Show HN: POS – A basic API to consult Part of Speech of a word - atum47
https://victorribeiro.com/pos
======
atum47
A long time ago I was working on a sentence generator. I end up studying
sentence's composition and part of speech. As I was having trouble to find a
free API that would let me consult the POS of a given word, I end up hacking
this one together. When you make a post to the only end point (up to 10
messages) it will return the POS of that word PLUS a suggested word with the
same POS.

let me know if you find this useful.

p.s.: I'll will keep this up until my server can handle the requests. I don't
believe many people would use this, but if they do, I'll have to figure
something else.

------
atum47
If you want to try it out:

curl -X POST -F "msg=today"
[https://victorribeiro.com/pos/word.php](https://victorribeiro.com/pos/word.php)

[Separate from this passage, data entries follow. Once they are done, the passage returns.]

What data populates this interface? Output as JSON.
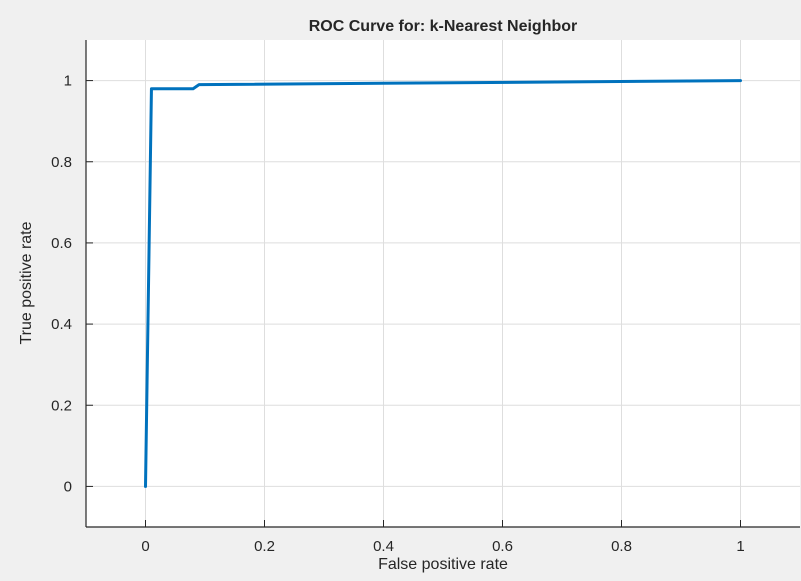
{
  "figure": {
    "background": "#f0f0f0",
    "axes_background": "#ffffff"
  },
  "chart_data": {
    "type": "line",
    "title": "ROC Curve for: k-Nearest Neighbor",
    "xlabel": "False positive rate",
    "ylabel": "True positive rate",
    "xlim": [
      -0.1,
      1.1
    ],
    "ylim": [
      -0.1,
      1.1
    ],
    "grid": true,
    "xticks": [
      0,
      0.2,
      0.4,
      0.6,
      0.8,
      1
    ],
    "xtick_labels": [
      "0",
      "0.2",
      "0.4",
      "0.6",
      "0.8",
      "1"
    ],
    "yticks": [
      0,
      0.2,
      0.4,
      0.6,
      0.8,
      1
    ],
    "ytick_labels": [
      "0",
      "0.2",
      "0.4",
      "0.6",
      "0.8",
      "1"
    ],
    "series": [
      {
        "color": "#0072bd",
        "x": [
          0,
          0.01,
          0.08,
          0.09,
          1
        ],
        "y": [
          0,
          0.98,
          0.98,
          0.99,
          1
        ]
      }
    ]
  }
}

curl -X POST -H "Content-Type: application/json" -d '{"msg":"day"}'
[https://victorribeiro.com/pos/word.php](https://victorribeiro.com/pos/word.php)

fetch('[https://victorribeiro.com/pos/word.php'](https://victorribeiro.com/pos/word.php'),
{ method: "POST", headers: {"Content-Type": "application/json"}, body:
JSON.stringify({msg: "today"}) }). then( r => r.json() ). then( data =>
console.log(data) ). catch( e => console.error(e) )